Arbeitsrecht

Überdotierung eines Sozialplans

Die Dotierung eines außerhalb eines Insolvenzverfahrens aufgestellten Sozialplans ist für das Unternehmen regelmäßig nicht wirtschaftlich vertretbar, wenn die Erfüllung der Sozialplanverbindlichkeiten zu einer Illiquidität, einer bilanziellen Überschuldung oder einer nicht mehr hinnehmbaren Schmälerung des Eigenkapitals führt. Nichts Gegenteiliges ergibt sich aus § 123 InsO, der weder analoge Anwendung findet, noch als Orientierung dienen kann.

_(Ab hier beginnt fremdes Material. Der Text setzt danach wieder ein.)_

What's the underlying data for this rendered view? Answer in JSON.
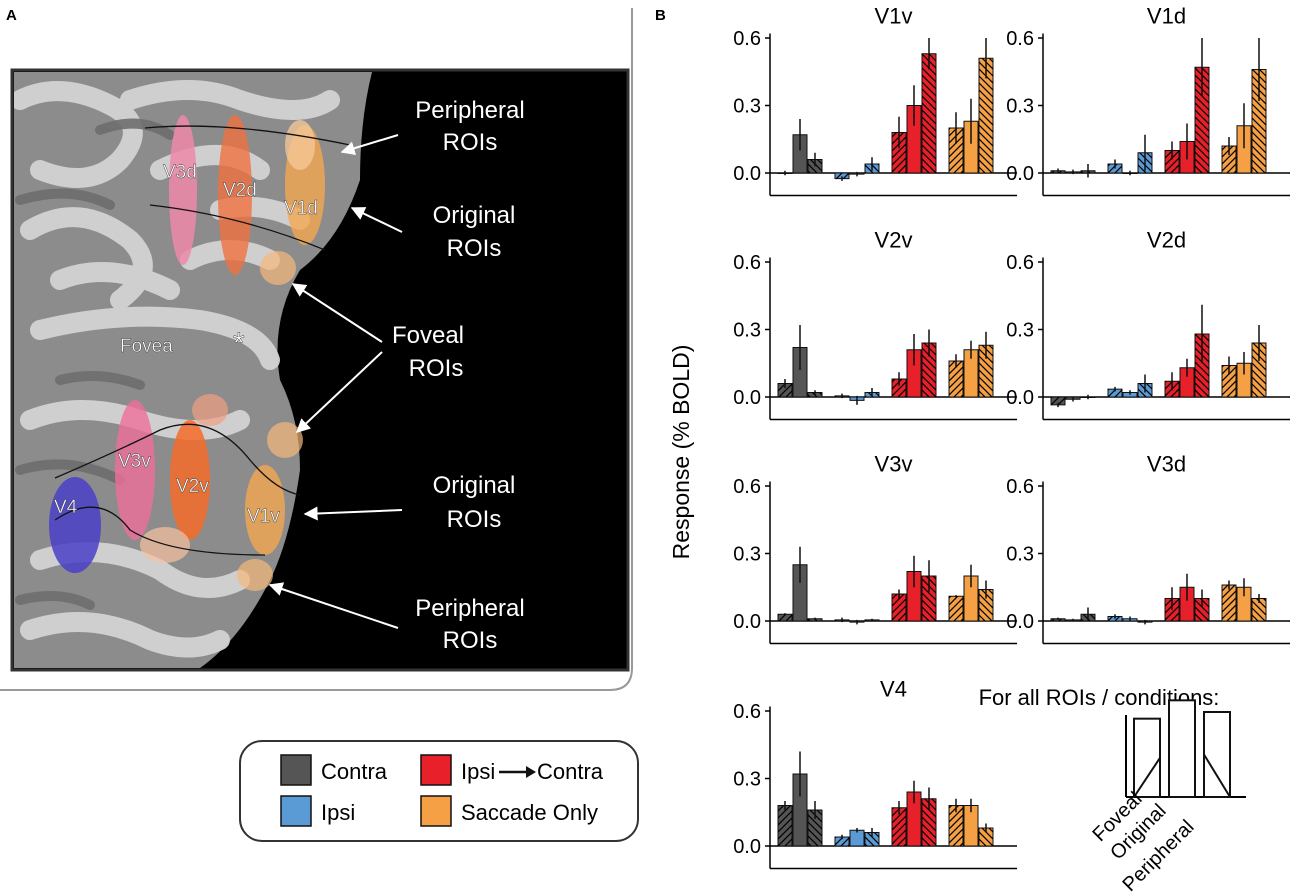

BAG, Beschluss vom 14. Februar 2023 – 1 ABR 28/21

Sachverhalt

Die Beteiligten streiten über die Wirksamkeit eines durch Einigungsstellenspruch beschlossenen Sozialplans. Die Antragstellerinnen unterhielten bis April 2019 einen Gemeinschaftsbetrieb. Sie erzielten über Jahre negative Ergebnisse, diese wurden zuletzt im Jahr 2015 auf Grundlage eines Beherrschungs- und Gewinnabführungsvertrages ausgeglichen. Ab dem Jahr 2017 war das Eigenkapital der Antragstellerinnen verbraucht. Im Oktober 2018 erteilte eine britische Konzerngesellschaft den Antragstellerinnen eine Liquiditätszusage „für eine insolvenzvermeidende Betriebsstillegung“ sowie eine Vorfinanzierungszusage, jeweils in begrenzter Höhe. Nach Kundgabe der geplanten Betriebsstillegung zu Ende April 2019 beschloss eine gerichtlich eingesetzte Einigungsstelle einen Sozialplan. Der Sozialplan wurde mit insgesamt EUR 3 Mio. ausgestattet. Die Arbeitgeberinnen machten geltend, die Einigungsstelle habe mit der Festlegung eines Sozialplanvolumens in Höhe von EUR 3 Mio. ihr Ermessen überschritten. Der Betrag führe zum einen zu einer Überkompensation der den Arbeitnehmern infolge der Betriebsschließung entstehenden Nachteile, zum anderen sei er für die Antragstellerinnen wirtschaftlich nicht vertretbar.

Entscheidung

Die Rechtsbeschwerde der Antragstellerinnen hatte Erfolg. Nach Ansicht des BAG ist der Spruch der Einigungsstelle unwirksam.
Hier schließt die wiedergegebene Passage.